Ce dispositif peut être utilisé dans plusieurs domaines comme dans les questions relatives à l’agriculture, à l’environnement, à la santé, à l’entrepreneuriat, à la lutte contre la corruption etcetera. Il peut être utilisé autant à l’échelon national que local au sein de collectivités territoriales, gage d’une véritable démocratie décentralisée et participative.

À cet égard, il faut noter que le processus de démocratisation enclenché depuis 1991 a ouvert de nouvelles perspectives en matière de gouvernance. Ainsi, après les élections générales en 1992, les nouvelles autorités nationales ont développé des initiatives dans le sens des changements souhaités par le peuple.

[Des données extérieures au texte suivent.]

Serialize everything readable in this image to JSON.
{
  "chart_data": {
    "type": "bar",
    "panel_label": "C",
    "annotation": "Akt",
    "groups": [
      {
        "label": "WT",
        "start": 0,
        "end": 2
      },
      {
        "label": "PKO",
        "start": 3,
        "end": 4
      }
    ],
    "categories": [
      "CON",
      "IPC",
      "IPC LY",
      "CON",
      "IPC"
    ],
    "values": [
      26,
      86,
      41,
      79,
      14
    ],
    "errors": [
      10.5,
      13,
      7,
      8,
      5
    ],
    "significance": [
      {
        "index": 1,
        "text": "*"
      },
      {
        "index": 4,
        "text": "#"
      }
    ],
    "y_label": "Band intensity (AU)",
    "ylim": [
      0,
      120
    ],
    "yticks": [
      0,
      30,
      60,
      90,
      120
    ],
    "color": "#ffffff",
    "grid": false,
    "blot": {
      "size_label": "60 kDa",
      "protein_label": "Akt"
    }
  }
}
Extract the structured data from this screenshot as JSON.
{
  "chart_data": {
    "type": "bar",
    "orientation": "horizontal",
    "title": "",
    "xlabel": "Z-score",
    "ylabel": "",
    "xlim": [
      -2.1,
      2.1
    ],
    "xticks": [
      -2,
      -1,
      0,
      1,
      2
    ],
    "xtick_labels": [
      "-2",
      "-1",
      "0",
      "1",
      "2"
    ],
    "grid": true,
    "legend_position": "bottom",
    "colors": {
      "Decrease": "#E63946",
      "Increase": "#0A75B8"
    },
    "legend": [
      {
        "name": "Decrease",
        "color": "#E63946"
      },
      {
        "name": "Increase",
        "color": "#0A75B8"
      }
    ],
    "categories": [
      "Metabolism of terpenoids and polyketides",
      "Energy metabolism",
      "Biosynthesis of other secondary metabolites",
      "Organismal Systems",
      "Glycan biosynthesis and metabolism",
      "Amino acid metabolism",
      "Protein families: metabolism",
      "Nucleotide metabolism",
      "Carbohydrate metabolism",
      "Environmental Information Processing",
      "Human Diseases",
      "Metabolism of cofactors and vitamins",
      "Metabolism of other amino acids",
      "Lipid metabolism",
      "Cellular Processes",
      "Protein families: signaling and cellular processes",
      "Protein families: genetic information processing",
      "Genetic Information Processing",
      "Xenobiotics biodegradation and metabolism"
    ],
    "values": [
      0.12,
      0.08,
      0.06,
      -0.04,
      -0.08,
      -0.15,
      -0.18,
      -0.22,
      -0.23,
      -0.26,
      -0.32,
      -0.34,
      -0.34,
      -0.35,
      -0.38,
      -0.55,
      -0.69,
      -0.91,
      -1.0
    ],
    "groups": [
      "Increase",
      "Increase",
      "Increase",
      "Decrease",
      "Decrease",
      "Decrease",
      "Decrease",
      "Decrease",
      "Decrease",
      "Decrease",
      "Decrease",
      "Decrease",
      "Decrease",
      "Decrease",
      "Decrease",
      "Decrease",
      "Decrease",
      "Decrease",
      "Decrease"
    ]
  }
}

Dans ce contexte, un mécanisme est mis en place, il s’agit de l’Espace d’Interpellation Démocratique (EID) dont l’objectif est de permettre aux gouvernés de s’adresser directement aux ministres, les deux acteurs se trouvant dans la même salle. Chaque mois de décembre, des éditions ont eu lieu à Bamako, des rapports et recommandations sont rédigés, et enfin du compte ils demeurent des lettres mortes.

En guise de conclusion, il est souhaitable que la réforme constitutionnelle éventuelle puisse prévoir un tel mécanisme vital pour la démocratie malienne.